Meago, czyli Magdalena Kania ma świetną kreskę oraz bardzo dobrze na prostych rysunkach przedstawia mimikę i czasami, aby skupić uwagę na bohaterach  "Delisie"  to przygody niezwykłych dziewczyn mieszkających w fantastycznym, bajkowym świecie. Do tego wszystkie postacie są tu dziewczynami będących uosobieniem jakiejś potrawy lub dania. Wyszło to naprawdę bardzo ciekawie, chociaż sam pomysł nie jest oryginalny, bo -jak już wspomniałam- było już coś takiego, ale tamta wersja zdecydowanie jest dla maluchów, a tu mamy nie tylko więcej bohaterek, ale też ciekawsze osobowości i bardziej zróżnicowane postacie. Ciekawa lektura dla uczniów nauczania początkowego.
„Życie ma smak” to tom, który poruszał wiele ciekawych tematów, których źródła można znaleźć w baśniach. Wśród nich pojawia się chatka z piernika. Takich nawiązań jest wiele więcej. Każda przygoda bohaterów to pretekst do pokazania relacji społecznych. Tak jest też w drugim tomie pt. „Mniam, mniam, mniam!”. Tym razem do tomu wchodzimy w czasie wizyty w muzeum, do którego akurat trafia ważny zabytek: słynna wyrwana strona z najważniejszej książki kucharskiej w Delilandzie. Ku zaskoczeniu Ramen najsłynniejsze kucharki wyznaczają ją do przygotowania zupy wg przepisu znajdującego się na kartce. Niestety okazuje się, że nie jest to takie łatwe, bo z dziwnego powodu zawsze wychodzi ohydna breja. Innym wyzwaniem będzie próba kradzieży przez piratkę. W tomie pojawi się też inspirująca historia rywalizacji i współpracy, a na samym końcu młodzi czytelnicy znajdą prosty przepis na pyszny deser z kuchni Ramen.
„Apetyt na sukces” to trzecia odsłona spotkania z bohaterkami. Tom otwiera tydzień targowy w Alakart.

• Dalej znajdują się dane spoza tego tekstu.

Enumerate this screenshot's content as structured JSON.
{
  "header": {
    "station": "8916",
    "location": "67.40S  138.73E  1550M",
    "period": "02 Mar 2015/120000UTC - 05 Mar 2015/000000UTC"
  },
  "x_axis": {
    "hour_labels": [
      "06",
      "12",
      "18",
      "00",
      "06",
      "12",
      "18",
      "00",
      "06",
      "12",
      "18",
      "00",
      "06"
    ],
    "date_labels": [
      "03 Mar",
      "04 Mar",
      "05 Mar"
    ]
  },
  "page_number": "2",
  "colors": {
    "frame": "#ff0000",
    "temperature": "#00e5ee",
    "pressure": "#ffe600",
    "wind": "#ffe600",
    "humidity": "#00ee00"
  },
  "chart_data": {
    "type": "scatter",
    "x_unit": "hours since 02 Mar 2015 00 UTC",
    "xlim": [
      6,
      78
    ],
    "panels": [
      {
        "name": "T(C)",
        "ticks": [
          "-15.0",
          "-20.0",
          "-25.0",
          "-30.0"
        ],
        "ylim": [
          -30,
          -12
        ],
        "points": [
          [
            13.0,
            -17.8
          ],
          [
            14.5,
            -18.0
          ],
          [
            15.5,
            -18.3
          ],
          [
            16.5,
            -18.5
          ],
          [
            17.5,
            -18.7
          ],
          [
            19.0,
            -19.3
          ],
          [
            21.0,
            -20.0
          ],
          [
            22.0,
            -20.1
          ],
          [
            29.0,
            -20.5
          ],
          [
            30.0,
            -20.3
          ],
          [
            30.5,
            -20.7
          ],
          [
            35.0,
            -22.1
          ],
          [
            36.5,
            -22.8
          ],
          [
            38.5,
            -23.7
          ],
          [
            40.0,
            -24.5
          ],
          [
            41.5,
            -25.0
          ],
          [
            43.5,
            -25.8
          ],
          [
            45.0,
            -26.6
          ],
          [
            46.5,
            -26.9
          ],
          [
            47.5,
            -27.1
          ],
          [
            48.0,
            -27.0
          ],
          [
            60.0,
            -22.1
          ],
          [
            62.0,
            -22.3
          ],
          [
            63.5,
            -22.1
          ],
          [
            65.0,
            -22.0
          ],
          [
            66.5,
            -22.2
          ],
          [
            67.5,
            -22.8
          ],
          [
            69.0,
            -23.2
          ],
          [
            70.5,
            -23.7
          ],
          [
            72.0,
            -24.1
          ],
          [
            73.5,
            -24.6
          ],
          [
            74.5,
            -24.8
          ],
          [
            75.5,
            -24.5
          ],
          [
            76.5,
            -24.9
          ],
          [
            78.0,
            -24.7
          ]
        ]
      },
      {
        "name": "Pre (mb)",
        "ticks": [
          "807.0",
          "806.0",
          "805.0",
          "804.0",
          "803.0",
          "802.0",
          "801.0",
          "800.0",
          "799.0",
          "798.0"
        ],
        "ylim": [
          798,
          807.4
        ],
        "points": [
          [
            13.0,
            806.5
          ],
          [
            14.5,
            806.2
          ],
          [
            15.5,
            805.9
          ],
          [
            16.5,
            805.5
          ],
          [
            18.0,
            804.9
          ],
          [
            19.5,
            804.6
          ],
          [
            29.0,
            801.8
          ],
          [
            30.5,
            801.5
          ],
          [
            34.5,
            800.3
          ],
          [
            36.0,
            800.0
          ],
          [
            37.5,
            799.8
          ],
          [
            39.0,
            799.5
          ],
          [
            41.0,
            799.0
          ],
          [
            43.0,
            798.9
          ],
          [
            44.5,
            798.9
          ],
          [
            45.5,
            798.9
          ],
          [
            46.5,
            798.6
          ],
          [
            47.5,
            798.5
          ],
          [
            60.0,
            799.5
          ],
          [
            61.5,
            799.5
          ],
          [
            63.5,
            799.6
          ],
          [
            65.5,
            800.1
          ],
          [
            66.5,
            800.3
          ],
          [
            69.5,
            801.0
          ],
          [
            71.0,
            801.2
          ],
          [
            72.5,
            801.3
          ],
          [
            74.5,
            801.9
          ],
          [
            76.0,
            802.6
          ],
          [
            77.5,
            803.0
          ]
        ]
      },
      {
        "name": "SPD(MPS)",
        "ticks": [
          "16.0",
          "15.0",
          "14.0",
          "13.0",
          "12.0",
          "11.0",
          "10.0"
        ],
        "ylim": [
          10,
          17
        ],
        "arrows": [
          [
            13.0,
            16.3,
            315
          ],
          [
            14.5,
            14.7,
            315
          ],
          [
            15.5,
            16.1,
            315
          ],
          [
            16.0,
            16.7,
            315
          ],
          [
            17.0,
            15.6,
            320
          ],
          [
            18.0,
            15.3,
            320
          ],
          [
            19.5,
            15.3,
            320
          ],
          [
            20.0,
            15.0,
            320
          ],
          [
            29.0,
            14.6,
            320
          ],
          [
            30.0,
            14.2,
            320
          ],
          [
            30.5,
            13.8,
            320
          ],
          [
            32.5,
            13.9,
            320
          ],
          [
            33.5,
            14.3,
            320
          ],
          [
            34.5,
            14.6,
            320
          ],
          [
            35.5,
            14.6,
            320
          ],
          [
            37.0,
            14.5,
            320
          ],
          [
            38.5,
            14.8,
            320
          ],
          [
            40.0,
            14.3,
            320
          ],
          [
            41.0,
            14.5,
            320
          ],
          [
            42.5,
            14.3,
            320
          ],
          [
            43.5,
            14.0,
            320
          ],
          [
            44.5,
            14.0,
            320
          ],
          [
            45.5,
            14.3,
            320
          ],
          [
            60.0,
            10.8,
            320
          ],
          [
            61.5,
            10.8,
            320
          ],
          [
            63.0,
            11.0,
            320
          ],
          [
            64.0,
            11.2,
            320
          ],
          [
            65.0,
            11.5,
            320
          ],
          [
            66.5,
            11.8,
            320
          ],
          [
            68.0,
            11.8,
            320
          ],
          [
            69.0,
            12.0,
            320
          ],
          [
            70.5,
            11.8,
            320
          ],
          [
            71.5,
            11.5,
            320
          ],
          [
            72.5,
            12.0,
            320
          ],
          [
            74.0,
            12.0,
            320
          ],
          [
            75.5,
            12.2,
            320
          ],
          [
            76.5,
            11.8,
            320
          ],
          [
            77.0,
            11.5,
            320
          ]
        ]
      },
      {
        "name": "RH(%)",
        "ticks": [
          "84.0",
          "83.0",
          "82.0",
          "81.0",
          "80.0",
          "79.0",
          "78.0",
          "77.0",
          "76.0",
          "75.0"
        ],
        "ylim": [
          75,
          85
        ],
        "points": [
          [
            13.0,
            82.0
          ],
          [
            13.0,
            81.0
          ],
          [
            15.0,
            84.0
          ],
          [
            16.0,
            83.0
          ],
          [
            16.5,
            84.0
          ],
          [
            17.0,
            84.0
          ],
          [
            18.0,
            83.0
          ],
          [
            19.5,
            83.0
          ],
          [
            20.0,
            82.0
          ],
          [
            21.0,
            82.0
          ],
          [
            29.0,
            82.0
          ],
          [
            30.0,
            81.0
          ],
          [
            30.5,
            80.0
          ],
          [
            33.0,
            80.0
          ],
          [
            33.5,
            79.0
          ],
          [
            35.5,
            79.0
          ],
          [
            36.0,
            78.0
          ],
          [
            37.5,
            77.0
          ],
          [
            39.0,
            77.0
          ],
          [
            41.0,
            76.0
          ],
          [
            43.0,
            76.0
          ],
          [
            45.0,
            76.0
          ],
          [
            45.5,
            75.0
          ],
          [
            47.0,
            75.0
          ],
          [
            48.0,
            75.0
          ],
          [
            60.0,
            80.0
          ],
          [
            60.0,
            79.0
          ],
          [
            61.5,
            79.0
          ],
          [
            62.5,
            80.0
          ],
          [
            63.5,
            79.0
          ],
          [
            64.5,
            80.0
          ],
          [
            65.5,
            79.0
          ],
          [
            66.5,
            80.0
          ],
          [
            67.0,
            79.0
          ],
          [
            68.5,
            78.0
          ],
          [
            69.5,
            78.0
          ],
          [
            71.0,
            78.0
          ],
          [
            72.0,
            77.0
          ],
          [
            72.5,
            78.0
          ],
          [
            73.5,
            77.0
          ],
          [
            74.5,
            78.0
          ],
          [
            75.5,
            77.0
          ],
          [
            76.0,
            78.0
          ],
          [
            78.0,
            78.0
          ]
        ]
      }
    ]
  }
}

Zobaczymy, w jaki sposób dziennikarze gonią za sensacją. Później przeskakujemy do codzienności toczącej się wokół pracy w restauracji. Tym razem jedna z bohaterek pragnie spróbować swoich sił w zarządzaniu rodzinnym interesem. Troszkę pracowała, obserwowała menedżerkę w akcji i jest przekonana, że zdecydowanie da sobie radę, bo co może być trudnego w rządzeniu. Za to jakie uznanie można zyskać, kiedy biznes dobrze idzie. Szybko jednak się przekonuje, że to nie takie łatwe. Zarządzanie restauracją przez osobę, która się na tym nie zna może doprowadzić do utraty tego, na co przez lata wszystkie bohaterki pracowały. Autorzy świetnie zestawiają tu rysunki z treściami, dzięki czemu tom poświęcony marketingowi i pracy zespołowej świetnie podkreśla ważne w dobrym biznesie elementy. Nie zabraknie tu też spojrzenia na reklamy, bo te ponoć się dźwignią handlu. Szybko okaże się, że mogą doprowadzić do odwrotnych skutków. Zwłaszcza, kiedy osobie oferującej usługi zabraknie asertywności i nie weźmie pod uwagę, że klienci potrafią być roszczeniowi i oczekiwać rzeczy nierealnych. Trzeci tom to kolejna cenna lekcja i jak poprzednie przepleciona świetnymi przepisami na zdrowe desery, czyli takie, które są słodkie, ale mają sporą ilość owoców. U nas takie połączenie tekstu i przepisów sprawdza się. Zwłaszcza, kiedy przepisy są dziecinnie proste. Polecam!